"Configuration Driven Development" - did I paint myself into a corner?

mfcooney · September 16, 2020, 4:03pm

Hello all,

I’m a software engineer, so when I took on our company’s Terraform project, I looked at it as a software project, rather than a scripting project, that needed to be handed off to other teams. I took a ‘configuration driven development’ approach, where I described the full and final system in the .tfvars file and then built a framework behind it. This allows our delivery teams to build out complex environments without needing to have any knowledge of AWS or Terraform – but they get our best practices baked in.

The attached file, perf.tfvars (at the bottom), is a typical configuration file. It has objects for describing the systems and AMIs needed, but then has an environment variable with an array of ‘subsystems’, which are essentially security groups in AWS (by keeping the names generic, I can keep the same configuration for Azure, etc. and just build out a supporting framework for it). Each subsystem describes the inputs, machines, scaling groups, etc. that it needs.

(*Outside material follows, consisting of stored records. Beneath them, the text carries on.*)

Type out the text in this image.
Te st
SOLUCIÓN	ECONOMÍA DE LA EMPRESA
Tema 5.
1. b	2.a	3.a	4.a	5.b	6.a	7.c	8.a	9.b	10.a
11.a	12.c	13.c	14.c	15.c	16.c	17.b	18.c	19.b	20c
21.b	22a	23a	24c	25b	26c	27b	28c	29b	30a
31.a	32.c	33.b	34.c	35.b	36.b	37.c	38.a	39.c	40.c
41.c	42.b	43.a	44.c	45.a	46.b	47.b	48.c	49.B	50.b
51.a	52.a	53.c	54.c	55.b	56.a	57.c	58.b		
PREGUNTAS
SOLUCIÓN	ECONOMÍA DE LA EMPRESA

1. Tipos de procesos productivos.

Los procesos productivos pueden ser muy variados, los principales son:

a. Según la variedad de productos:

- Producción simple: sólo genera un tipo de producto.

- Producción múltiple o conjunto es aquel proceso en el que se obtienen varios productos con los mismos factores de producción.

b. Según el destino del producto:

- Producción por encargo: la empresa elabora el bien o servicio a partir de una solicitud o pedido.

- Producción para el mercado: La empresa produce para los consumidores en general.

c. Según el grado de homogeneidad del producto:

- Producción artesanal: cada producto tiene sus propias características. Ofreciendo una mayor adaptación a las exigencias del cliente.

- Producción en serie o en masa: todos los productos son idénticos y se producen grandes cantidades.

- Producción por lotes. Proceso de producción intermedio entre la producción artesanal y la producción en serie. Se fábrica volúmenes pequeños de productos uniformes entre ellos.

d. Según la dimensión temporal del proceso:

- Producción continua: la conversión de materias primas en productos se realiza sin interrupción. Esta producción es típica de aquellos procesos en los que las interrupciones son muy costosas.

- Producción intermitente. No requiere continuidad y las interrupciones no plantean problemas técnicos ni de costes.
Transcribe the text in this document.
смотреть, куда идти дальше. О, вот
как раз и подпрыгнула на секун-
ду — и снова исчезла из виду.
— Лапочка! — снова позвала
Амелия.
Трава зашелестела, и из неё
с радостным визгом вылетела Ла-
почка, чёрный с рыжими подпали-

I then have 20+ modules that walk this structure in turn, pulling out the bits they care about and building them out. By maintaining a careful naming structure for everything, I can keep doing lookups on other modules to get the id/names I need to make it work. I included two modules as samples. One is for security groups, which is very simple. It walks the structure, creates the array of everything that needs to be created and then creates the resources. The other file is the security group rules and shows that it can get pretty salty as it has to pull security group rules from multiple places in the array in various formats. It does multiple lookups on the established security groups to makes sure the rules are assigned properly. Even being one of the more complex modules though, it’s still only 100 lines or so. It all works extremely well with my team, who has a fully defined and understood infrastructure.

The problem I’m running into however is when I need to make modifications to an infrastructure. It seems like Terraform keeps all this information more or less in an array like I create it and if something in the middle of the array needs to be adjusted, everything from there down needs to be destroyed and recreated. So, for example, if I have 10 security groups and need to change a rule in the 4th, Terraform wants to destroy security groups 5 thru 10 as well (and everything related). That tends to upset the other teams to where they don’t want to use this framework (they’re still developing their infrastructure and need to make iterative improvements regularly).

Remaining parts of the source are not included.